Чуть только стемнело, последовал приказ трогаться. Медленно, по одному, выбирались из проток и ериков, первым снова шел тральщик, странный угловатый катерок, как будто составленный из огромных обувных коробок, не то с маленькой пушкой, не то с большим пулеметом на корме и двумя мачтами, похожими на удочки. Выглядел он, по мнению Раисы, исключительно несерьезно и не воинственно. В три раза меньше "Абхазии", хотя она сама размеров совсем не героических.
За кормой их парохода ронял капли воды толстый канат, на нем покачивалась баржа. Груз укрывал брезент, сверху тоже были навалены ветки. Как остров плавучий.
Но получаса не прошло, как стало ясно, что чертова “рама” свое дело сделала! Команду “воздух” дали короткими отрывистыми гудками и сразу вверх и вниз по течению отозвались другие суда.

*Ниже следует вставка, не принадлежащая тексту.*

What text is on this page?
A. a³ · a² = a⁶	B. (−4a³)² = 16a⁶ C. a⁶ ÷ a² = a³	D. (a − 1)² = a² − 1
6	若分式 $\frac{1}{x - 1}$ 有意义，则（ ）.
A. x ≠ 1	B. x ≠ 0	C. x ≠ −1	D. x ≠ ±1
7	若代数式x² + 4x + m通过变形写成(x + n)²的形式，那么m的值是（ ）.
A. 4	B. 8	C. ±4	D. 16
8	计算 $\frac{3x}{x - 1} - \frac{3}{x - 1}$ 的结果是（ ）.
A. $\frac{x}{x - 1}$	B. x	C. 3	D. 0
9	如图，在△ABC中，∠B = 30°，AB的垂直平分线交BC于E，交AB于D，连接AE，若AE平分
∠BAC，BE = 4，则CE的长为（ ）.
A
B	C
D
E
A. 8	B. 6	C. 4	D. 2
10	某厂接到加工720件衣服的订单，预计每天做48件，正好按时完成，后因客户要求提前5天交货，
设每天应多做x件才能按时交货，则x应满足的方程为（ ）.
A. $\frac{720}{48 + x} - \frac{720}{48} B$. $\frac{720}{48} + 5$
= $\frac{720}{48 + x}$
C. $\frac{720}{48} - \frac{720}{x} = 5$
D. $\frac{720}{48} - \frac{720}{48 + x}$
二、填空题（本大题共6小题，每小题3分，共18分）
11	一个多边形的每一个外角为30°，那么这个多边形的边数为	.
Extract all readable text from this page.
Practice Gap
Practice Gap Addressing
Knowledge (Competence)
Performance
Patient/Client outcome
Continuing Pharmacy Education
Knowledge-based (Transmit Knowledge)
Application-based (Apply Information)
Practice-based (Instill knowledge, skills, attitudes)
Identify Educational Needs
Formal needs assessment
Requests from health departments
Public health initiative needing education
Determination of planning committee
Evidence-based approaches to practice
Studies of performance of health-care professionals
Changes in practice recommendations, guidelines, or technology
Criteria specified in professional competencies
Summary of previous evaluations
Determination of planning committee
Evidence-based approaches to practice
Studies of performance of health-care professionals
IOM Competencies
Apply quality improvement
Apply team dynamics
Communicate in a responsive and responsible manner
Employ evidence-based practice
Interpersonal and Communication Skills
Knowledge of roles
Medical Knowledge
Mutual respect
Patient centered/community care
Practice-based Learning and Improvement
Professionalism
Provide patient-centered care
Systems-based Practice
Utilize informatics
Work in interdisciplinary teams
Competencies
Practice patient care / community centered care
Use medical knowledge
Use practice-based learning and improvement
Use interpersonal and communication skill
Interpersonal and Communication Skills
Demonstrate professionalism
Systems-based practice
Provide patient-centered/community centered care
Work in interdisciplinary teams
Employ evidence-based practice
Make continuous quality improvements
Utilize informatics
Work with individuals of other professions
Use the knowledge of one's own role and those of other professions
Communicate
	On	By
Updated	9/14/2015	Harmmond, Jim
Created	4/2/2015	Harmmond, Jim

Вода под колесом забурлила, будто в котле. “Абхазия” заметно прибавила ходу, но ее движение все равно показалось Раисе, которую налет застал на палубе, отчаянно медленным.
А небо утробно выло и визжало: две тройки “пикировщиков” вывалились на караван из фиолетовых ночных облаков. Казалось бы, в потемках судов внизу не рассмотреть, но в небе полыхнуло как в грозу и над водой повисли на парашютах две осветительных бомбы, похожие на люстры под белыми абажурами. Их так и звали “люстрами”.

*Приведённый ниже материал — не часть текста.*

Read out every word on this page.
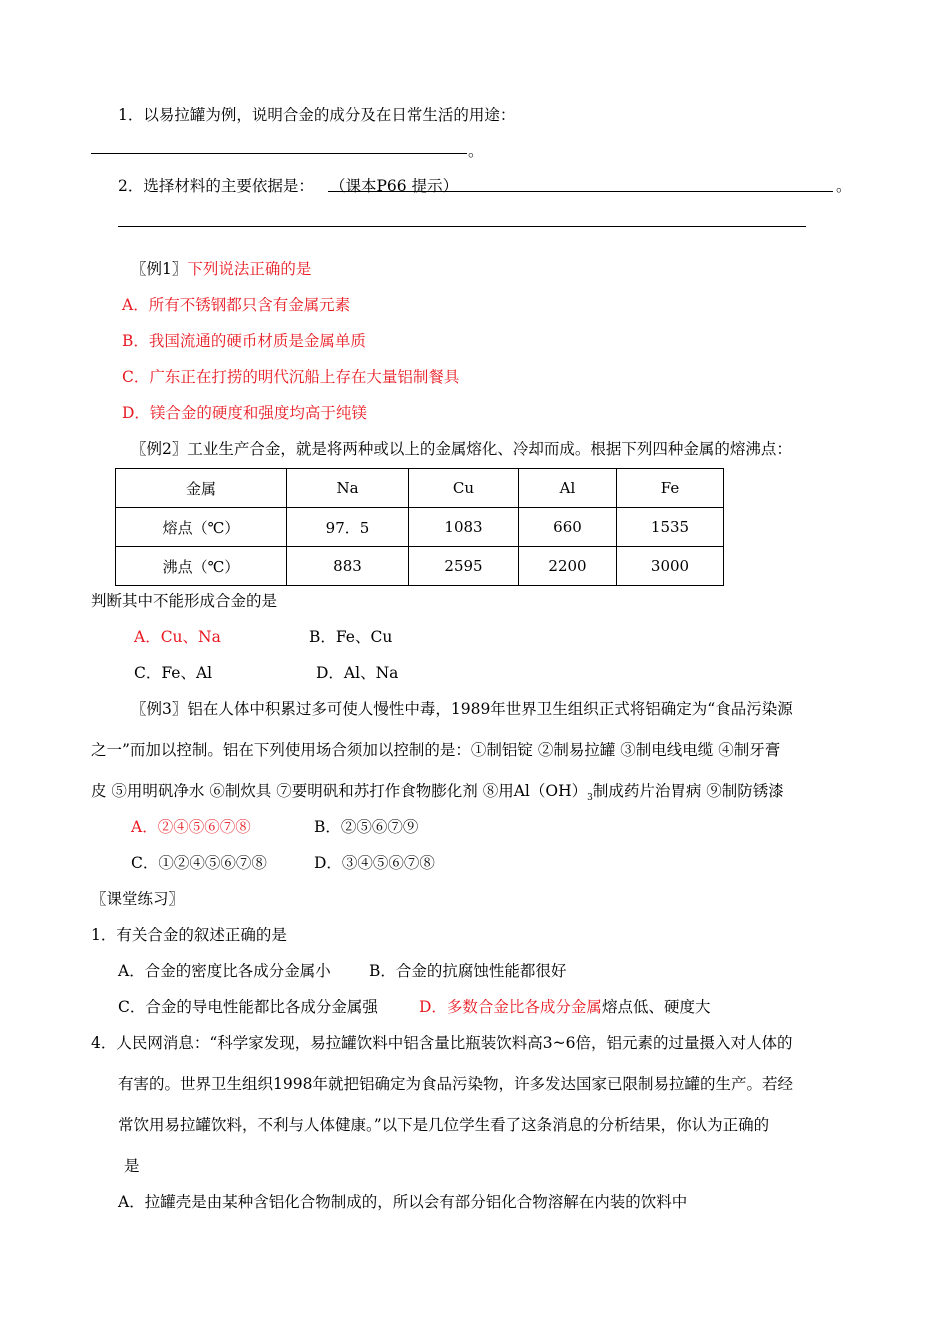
1．以易拉罐为例，说明合金的成分及在日常生活的用途：
。
2．选择材料的主要依据是： （课本P66 提示）	。
〖例1〗下列说法正确的是
A．所有不锈钢都只含有金属元素
B．我国流通的硬币材质是金属单质
C．广东正在打捞的明代沉船上存在大量铝制餐具
D．镁合金的硬度和强度均高于纯镁
〖例2〗工业生产合金，就是将两种或以上的金属熔化、冷却而成。根据下列四种金属的熔沸点：
金属	Na	Cu	Al	Fe
熔点（℃）	97．5	1083	660	1535
沸点（℃）	883	2595	2200	3000
判断其中不能形成合金的是
A．Cu、Na	B．Fe、Cu
C．Fe、Al	D．Al、Na
〖例3〗铝在人体中积累过多可使人慢性中毒，1989年世界卫生组织正式将铝确定为“食品污染源
之一”而加以控制。铝在下列使用场合须加以控制的是：①制铝锭 ②制易拉罐 ③制电线电缆 ④制牙膏
皮 ⑤用明矾净水 ⑥制炊具 ⑦要明矾和苏打作食物膨化剂 ⑧用$Al(OH)_3$制成药片治胃病 ⑨制防锈漆
A．②④⑤⑥⑦⑧	B．②⑤⑥⑦⑨
C．①②④⑤⑥⑦⑧	D．③④⑤⑥⑦⑧
〖课堂练习〗
1．有关合金的叙述正确的是
A．合金的密度比各成分金属小 B．合金的抗腐蚀性能都很好
C．合金的导电性能都比各成分金属强	D．多数合金比各成分金属熔点低、硬度大
4．人民网消息：“科学家发现，易拉罐饮料中铝含量比瓶装饮料高3~6倍，铝元素的过量摄入对人体的
有害的。世界卫生组织1998年就把铝确定为食品污染物，许多发达国家已限制易拉罐的生产。若经
常饮用易拉罐饮料，不利与人体健康。”以下是几位学生看了这条消息的分析结果，你认为正确的
是
A．拉罐壳是由某种含铝化合物制成的，所以会有部分铝化合物溶解在内装的饮料中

Волга отозвалась выстрелами, там, на середине реки, рыча моторами вышли на боевой курс маленькие юркие катера с зенитными пушками. Крохотные как прогулочные лодки! По две, всего по две пушечки на каждом!
Трассеры от них тянулись к “люстрам”, одна из них дрогнула и вдруг как падающая комета сорвалась вниз, зенитчикам удалось попасть в парашют. Но другая осталась невредима и продолжала заливать реку, как сцену, неестественным мертвенным слепящим светом.
Раиса понимала, что оставаться снаружи ей опасно, но какое-то непонятное оцепенение, не похожее на страх, приковало ее к палубе. Вроде бы вот она, дверь, рядом — ныряй и прячься, но до нее шагов десять, и кажется что под ветками, под этой слабой маскировкой безопаснее. Нелепое чувство, но никакими силами не заставишь себя сдвинуться с места.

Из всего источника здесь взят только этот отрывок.